L'exposition plasmatique a été plus élevée de 15 % chez les femmes (ASCƬ,ss, corrigée pour le poids corporel) que chez les hommes.

 

Ethnie

L'ethnie n'a eu aucun effet sur la pharmacocinétique de l'afatinib sur la base d'une analyse pharmacocinétique de population portant sur les groupes ethniques Asiatiques, Blancs et Noirs. Les données issues de groupes éthniques Noirs étaient limitées.

 

Insuffisance rénale

L'exposition à l'afatinib a augmenté de façon modérée avec la diminution de la clairance de la créatinine (ClCr, calculée selon la formule de Cockcroft Gault), c'est-à-dire que pour un patient avec une ClCr de 60 mL/min ou 30 mL/min, l'exposition (ASCƬ,ss) à l'afatinib a augmenté de respectivement 13 % et 42 % et, pour un patient avec une ClCr de 90 mL/min ou 120 mL/min, elle a diminué de respectivement 6 % et 20 % comparativement à un patient avec une ClCr de 79 mL/min (ClCr médiane des patients de la population générale de patients analysée).

 

Insuffisance hépatique

Aucune modification significative de l'exposition à l'afatinib n'a été observée chez les patients présentant une insuffisance hépatique légère ou modérée, identifiée sur la base d'anomalies des tests de la fonction hépatique. Les données disponibles pour l'insuffisance hépatique modérée et sévère sont limitées.

 

Autres caractéristiques/facteurs intrinsèques des patients

Les autres caractéristiques/facteurs intrinsèques des patients ayant eu un impact significatif sur l'exposition à l'afatinib ont été les suivants : indice de performance ECOG, taux de lactate déshydrogénase, taux de phosphatases alcalines et de protéines totales. L'amplitude de l'effet de ces covariables à l'échelle individuelle a été considérée comme non cliniquement pertinente.

Les antécédents tabagiques, la consommation d'alcool (données limitées) ou la présence de métastases hépatiques n'ont pas eu d'impact significatif sur la pharmacocinétique de l'afatinib.

 

Autres informations sur les interactions médicamenteuses

 

Interactions avec les systèmes de transport des médicaments

Les données in vitro ont indiqué que des interactions médicamenteuses avec l'afatinib dues à l'inhibition des transporteurs OATB1B1, OATP1B3, OATP2B1, OAT1, OAT3, OCT1, OCT2 et OCT3 sont considérées comme peu probables.

 

Interactions avec les enzymes du Cytochrome P450 (CYP)

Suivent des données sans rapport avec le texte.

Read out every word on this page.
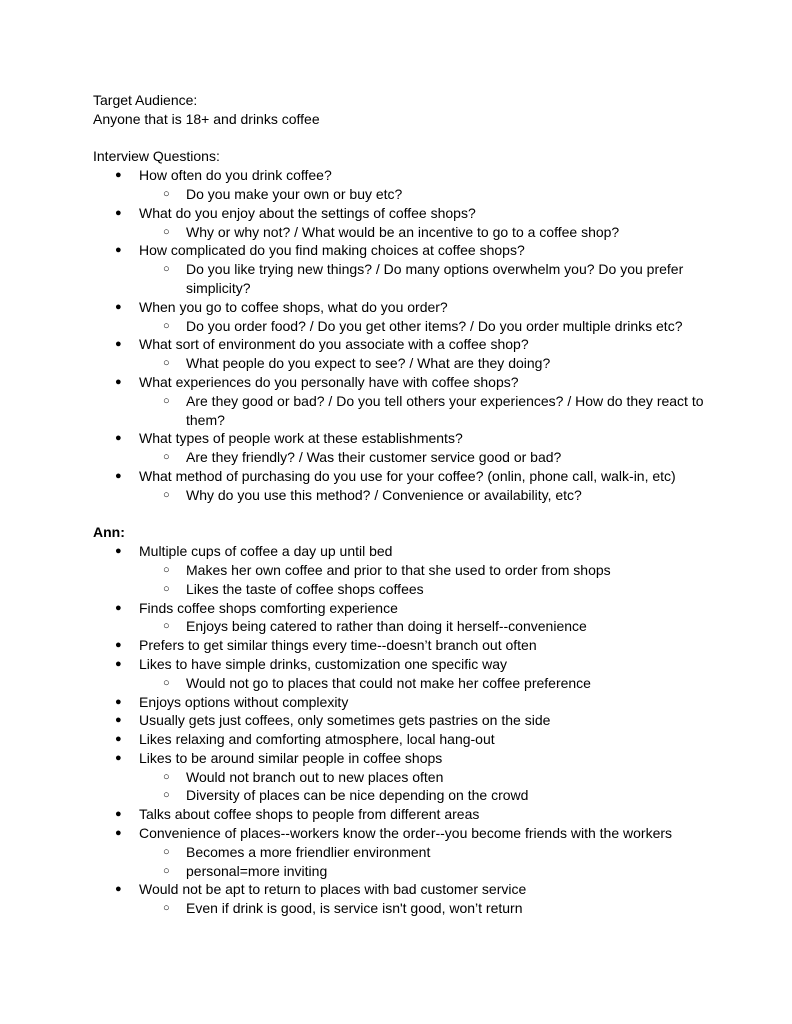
Target Audience:
Anyone that is 18+ and drinks coffee
Interview Questions:
● How often do you drink coffee?
○ Do you make your own or buy etc?
● What do you enjoy about the settings of coffee shops?
○ Why or why not? / What would be an incentive to go to a coffee shop?
● How complicated do you find making choices at coffee shops?
○ Do you like trying new things? / Do many options overwhelm you? Do you prefer simplicity?
● When you go to coffee shops, what do you order?
○ Do you order food? / Do you get other items? / Do you order multiple drinks etc?
● What sort of environment do you associate with a coffee shop?
○ What people do you expect to see? / What are they doing?
● What experiences do you personally have with coffee shops?
○ Are they good or bad? / Do you tell others your experiences? / How do they react to them?
● What types of people work at these establishments?
○ Are they friendly? / Was their customer service good or bad?
● What method of purchasing do you use for your coffee? (onlin, phone call, walk-in, etc)
○ Why do you use this method? / Convenience or availability, etc?
Ann:
● Multiple cups of coffee a day up until bed
○ Makes her own coffee and prior to that she used to order from shops
○ Likes the taste of coffee shops coffees
● Finds coffee shops comforting experience
○ Enjoys being catered to rather than doing it herself--convenience
● Prefers to get similar things every time--doesn’t branch out often
● Likes to have simple drinks, customization one specific way
○ Would not go to places that could not make her coffee preference
● Enjoys options without complexity
● Usually gets just coffees, only sometimes gets pastries on the side
● Likes relaxing and comforting atmosphere, local hang-out
● Likes to be around similar people in coffee shops
○ Would not branch out to new places often
○ Diversity of places can be nice depending on the crowd
● Talks about coffee shops to people from different areas
● Convenience of places--workers know the order--you become friends with the workers
○ Becomes a more friendlier environment
○ personal=more inviting
● Would not be apt to return to places with bad customer service
○ Even if drink is good, is service isn't good, won’t return
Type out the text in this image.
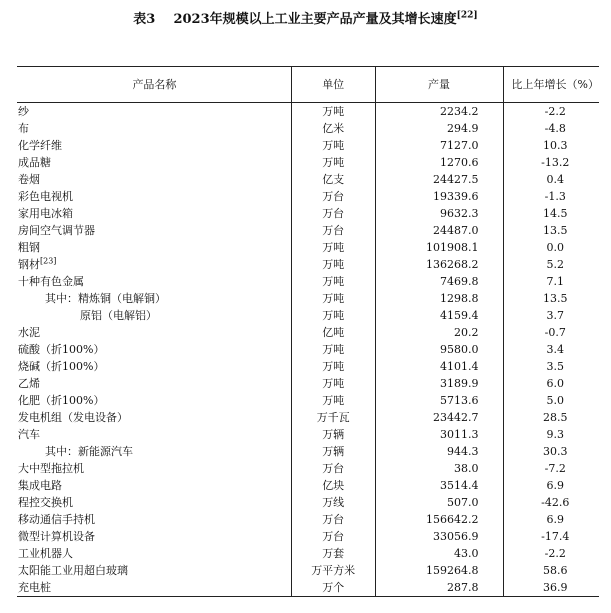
表3 2023年规模以上工业主要产品产量及其增长速度[22]
产品名称	单位	产量	比上年增长（%）
纱	万吨	2234.2	-2.2
布	亿米	294.9	-4.8
化学纤维	万吨	7127.0	10.3
成品糖	万吨	1270.6	-13.2
卷烟	亿支	24427.5	0.4
彩色电视机	万台	19339.6	-1.3
家用电冰箱	万台	9632.3	14.5
房间空气调节器	万台	24487.0	13.5
粗钢	万吨	101908.1	0.0
钢材[23]	万吨	136268.2	5.2
十种有色金属	万吨	7469.8	7.1
其中：精炼铜（电解铜）	万吨	1298.8	13.5
原铝（电解铝）	万吨	4159.4	3.7
水泥	亿吨	20.2	-0.7
硫酸（折100%）	万吨	9580.0	3.4
烧碱（折100%）	万吨	4101.4	3.5
乙烯	万吨	3189.9	6.0
化肥（折100%）	万吨	5713.6	5.0
发电机组（发电设备）	万千瓦	23442.7	28.5
汽车	万辆	3011.3	9.3
其中：新能源汽车	万辆	944.3	30.3
大中型拖拉机	万台	38.0	-7.2
集成电路	亿块	3514.4	6.9
程控交换机	万线	507.0	-42.6
移动通信手持机	万台	156642.2	6.9
微型计算机设备	万台	33056.9	-17.4
工业机器人	万套	43.0	-2.2
太阳能工业用超白玻璃	万平方米	159264.8	58.6
充电桩	万个	287.8	36.9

Dans l'espèce humaine, il a été montré que les réactions métaboliques catalysées par les enzymes jouent un rôle négligeable dans le métabolisme de l'afatinib. Environ 2 % de la dose d'afatinib ont été métabolisés par le FMO3 et la N-déméthylation dépendant du CYP3A4 était trop faible pour être quantitativement détectée. L'afatinib n'est pas un inhibiteur ni un inducteur des enzymes du CYP. Par conséquent, il est peu probable que ce médicament interagisse avec d'autres médicaments qui modulent ou sont métabolisés par les enzymes du CYP.

 

Effet de l'inhibition de l'UDP-glucuronosyltransférase 1A1 (UGT1A1) sur l'afatinib

Les données in vitro ont indiqué que des interactions médicamenteuses avec l'afatinib dues à l'inhibition de l'UGT1A1 sont considérées comme peu probables.